One of the group topics started discussing how a Hacker News post quickly devolved into the typical, self-absorbed, self-righteous hacker whining that so many of those baby-faced ding dongs constantly engage in.  Don’t get me wrong, I love Hacker News.  I read it almost daily.  But here’s the catch: you have to possess the ability to quickly determine whether or not you want to read the associated discussion attached to a certain post. Otherwise, you could fall into a vortex of ideological slime, wasting valuable drinking time going down a rathole of time-sinking insignificance. If you’re a HN reader, you know what I mean. You need a dialed-in bullshit detector.

If there is a chance that an interesting discussion could possibly ensue – based on my interests – I open up the comment thread and perform a, “let’s take the temperature of this topic” scan. If it starts off with semi-intelligent dialog, I may read further.

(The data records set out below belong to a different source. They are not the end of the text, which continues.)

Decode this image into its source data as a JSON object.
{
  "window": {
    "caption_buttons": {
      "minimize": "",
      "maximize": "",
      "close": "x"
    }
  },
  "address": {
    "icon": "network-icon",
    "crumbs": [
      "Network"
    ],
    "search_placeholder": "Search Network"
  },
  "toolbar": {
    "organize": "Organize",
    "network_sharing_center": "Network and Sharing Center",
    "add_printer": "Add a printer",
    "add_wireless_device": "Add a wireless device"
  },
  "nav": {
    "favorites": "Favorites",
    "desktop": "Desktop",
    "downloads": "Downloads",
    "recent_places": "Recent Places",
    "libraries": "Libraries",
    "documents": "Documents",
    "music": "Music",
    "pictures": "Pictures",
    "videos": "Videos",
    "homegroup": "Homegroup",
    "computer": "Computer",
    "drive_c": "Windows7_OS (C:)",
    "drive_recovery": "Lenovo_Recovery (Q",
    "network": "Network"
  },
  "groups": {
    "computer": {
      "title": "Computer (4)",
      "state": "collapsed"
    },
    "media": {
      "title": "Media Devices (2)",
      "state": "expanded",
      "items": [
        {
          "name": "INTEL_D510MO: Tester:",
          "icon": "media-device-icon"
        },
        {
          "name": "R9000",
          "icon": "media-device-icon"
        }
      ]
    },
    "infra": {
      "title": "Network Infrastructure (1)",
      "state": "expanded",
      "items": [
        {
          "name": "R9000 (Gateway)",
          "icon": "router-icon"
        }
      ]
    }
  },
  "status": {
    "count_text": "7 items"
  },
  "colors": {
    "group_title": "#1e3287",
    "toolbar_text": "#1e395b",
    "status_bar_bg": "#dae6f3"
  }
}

This thread, however, took an incredible turn for the douche. I will leave it as an exercise for the reader to determine where that took place. In the end, logic and fact prevailed and the integrity of the original link was preserved.

Let’s come back to the point:

As more comments were posted to the 30×500 discussion, there was a shift to group-think bashing of the HN post, as well as Hacker News in general, as being, let’s see, how do I put this, “stupid.”

I decided I would try an experiment.

I started a new thread by posting the link to Three Sheets Market Research to find out exactly what people thought of it.  Just the name alone should have set off fire alarms.

Now, I am not going to discuss anything personal outside of the group because we all mutually respect that place as sacred, and I have no intention of breaking that trust.  But let me just say this:

A lot of people missed the point of this fake website. They honestly approached their assessment of it as if it were a real B2B pitch. Post after post were built around bullet-pointed critiques of  an obviously missing, crystal clear call to action, or lacking validity around its research methods, or half-a-dozen other faults that humorless analysis would dutifully uncover. I could sense the hostility in the room.  “How dare this site attempt to ‘sell’ me something! It’s full of amateur-hour marketing defects! I, for one, would NEVER use this company’s services! I’m offended that I even looked at it!”

I was kind of shocked really. There were a few who spotted the blatant mockery in the entire setup. Others, I assume, did as well and just moved on without comment. Would an article in The Onion be a good example for long-form journalism theory?  See where I’m going here? A lot of comments missed it entirely. Their bullshit detectors were completely running in idle.  More than a few of the comments were outright antagonistic towards the site; bordering on incredulous indifference. Some of the comments were so far off-base that I knew that the poster hadn’t read the site at all!

My conclusion? I now know, based on this simple experiment, who may not be a good resource for me and who will be, well, someone who’s likely to respond based on snap judgement.  I think the experiment was a success.


(And thank you to Three Sheets Market Research for making me laugh and, most importantly, proving that some people take the internet WAY too seriously.)